貪嘴的好大兒抵不住誘惑,叼走我的賄賂,飛到一旁吃去了。
我咬了一塊餅乾在嘴裡,把剩下的還給亂步先生。
江戶川亂步也餓了,他幾l口嚼完餅乾,拖著椅子坐在病床邊,雙手抱臂地盯著我。
我彷彿像個被偵探審問的犯人,令我不由得遲疑:“難道我剛剛吃的是斷頭餅乾?”
別吧,我私心希望自己的斷頭飯能再豪華些。
“醫生說傷到了骨頭,你起碼要被裹三個月的粽子。
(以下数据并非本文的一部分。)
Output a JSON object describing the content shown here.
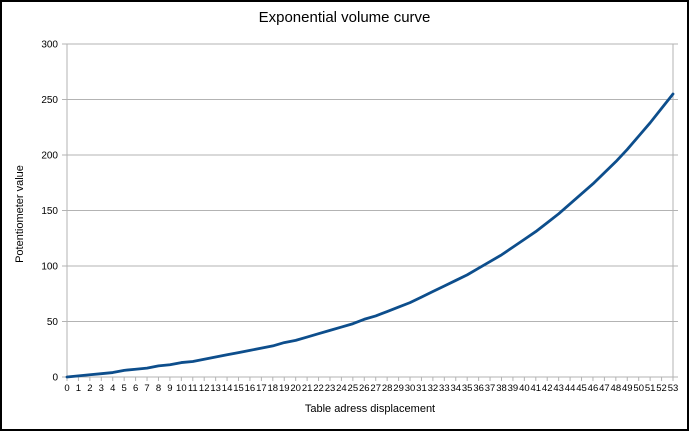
{
  "chart_data": {
    "type": "line",
    "title": "Exponential volume curve",
    "xlabel": "Table adress displacement",
    "ylabel": "Potentiometer value",
    "categories": [
      "0",
      "1",
      "2",
      "3",
      "4",
      "5",
      "6",
      "7",
      "8",
      "9",
      "10",
      "11",
      "12",
      "13",
      "14",
      "15",
      "16",
      "17",
      "18",
      "19",
      "20",
      "21",
      "22",
      "23",
      "24",
      "25",
      "26",
      "27",
      "28",
      "29",
      "30",
      "31",
      "32",
      "33",
      "34",
      "35",
      "36",
      "37",
      "38",
      "39",
      "40",
      "41",
      "42",
      "43",
      "44",
      "45",
      "46",
      "47",
      "48",
      "49",
      "50",
      "51",
      "52",
      "53"
    ],
    "values": [
      0,
      1,
      2,
      3,
      4,
      6,
      7,
      8,
      10,
      11,
      13,
      14,
      16,
      18,
      20,
      22,
      24,
      26,
      28,
      31,
      33,
      36,
      39,
      42,
      45,
      48,
      52,
      55,
      59,
      63,
      67,
      72,
      77,
      82,
      87,
      92,
      98,
      104,
      110,
      117,
      124,
      131,
      139,
      147,
      156,
      165,
      174,
      184,
      194,
      205,
      217,
      229,
      242,
      255
    ],
    "ylim": [
      0,
      300
    ],
    "yticks": [
      0,
      50,
      100,
      150,
      200,
      250,
      300
    ],
    "grid": "horizontal",
    "legend": "none",
    "line_color": "#0d4e8c",
    "grid_color": "#b3b3b3",
    "axis_color": "#b3b3b3",
    "text_color": "#000000",
    "background_color": "#ffffff",
    "border_color": "#000000"
  }
}
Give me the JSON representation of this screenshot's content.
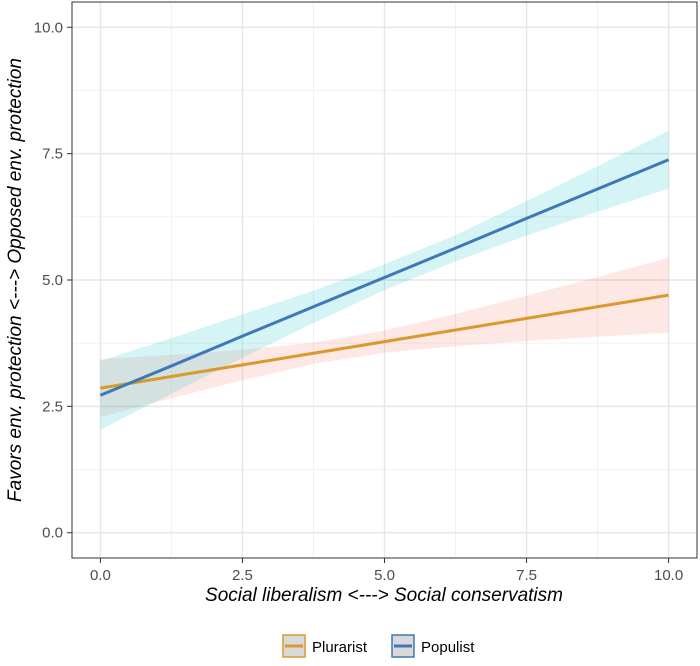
{
  "chart_data": {
    "type": "line",
    "xlabel": "Social liberalism <---> Social conservatism",
    "ylabel": "Favors env. protection <---> Opposed env. protection",
    "xlim": [
      -0.5,
      10.5
    ],
    "ylim": [
      -0.5,
      10.5
    ],
    "x_ticks": [
      "0.0",
      "2.5",
      "5.0",
      "7.5",
      "10.0"
    ],
    "y_ticks": [
      "0.0",
      "2.5",
      "5.0",
      "7.5",
      "10.0"
    ],
    "grid": true,
    "legend_position": "bottom",
    "x": [
      0,
      1.25,
      2.5,
      3.75,
      5,
      6.25,
      7.5,
      8.75,
      10
    ],
    "series": [
      {
        "name": "Plurarist",
        "line_color": "#d99a2b",
        "band_color": "#f8766d",
        "values": [
          2.86,
          3.09,
          3.32,
          3.55,
          3.78,
          4.01,
          4.24,
          4.47,
          4.7
        ],
        "lower": [
          2.29,
          2.66,
          3.02,
          3.34,
          3.56,
          3.69,
          3.79,
          3.88,
          3.96
        ],
        "upper": [
          3.43,
          3.52,
          3.62,
          3.76,
          4.0,
          4.33,
          4.69,
          5.06,
          5.44
        ]
      },
      {
        "name": "Populist",
        "line_color": "#3f78b6",
        "band_color": "#00bfc4",
        "values": [
          2.72,
          3.3,
          3.89,
          4.47,
          5.05,
          5.63,
          6.22,
          6.8,
          7.38
        ],
        "lower": [
          2.04,
          2.75,
          3.46,
          4.15,
          4.8,
          5.37,
          5.88,
          6.35,
          6.81
        ],
        "upper": [
          3.4,
          3.85,
          4.32,
          4.79,
          5.31,
          5.89,
          6.56,
          7.25,
          7.95
        ]
      }
    ]
  }
}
”他把病歷拿給我,“一個星期換一次藥。”
我眯著眼去看繳費單上的數字,還行,不是會讓我心臟驟停的數額。
江戶川亂步從我手裡把繳費單抽走,塞進他自己的口袋,將病歷懟到我眼前,“別看那些沒用的,看這個,笨蛋栗子有沒有聽我說話?”
“聽著呢。”我連忙假裝自己很認真,“一個星期來醫院換一次藥是吧,我記住了。”
“不是來醫院換。”江戶川亂步搖頭,“到偵探社醫務室來。”
“欸?”我不理解,“為什麼?”
“與謝野醫生的醫術比醫院更好。”江戶川亂步理所當然地說,“你是為了救亂步大人才受傷的,偵探社當然要負責。”
這就是武裝偵探社當家臺柱的含金量嗎?護士姐姐還在這兒呢,不要當著人家的面說醫院壞話啊。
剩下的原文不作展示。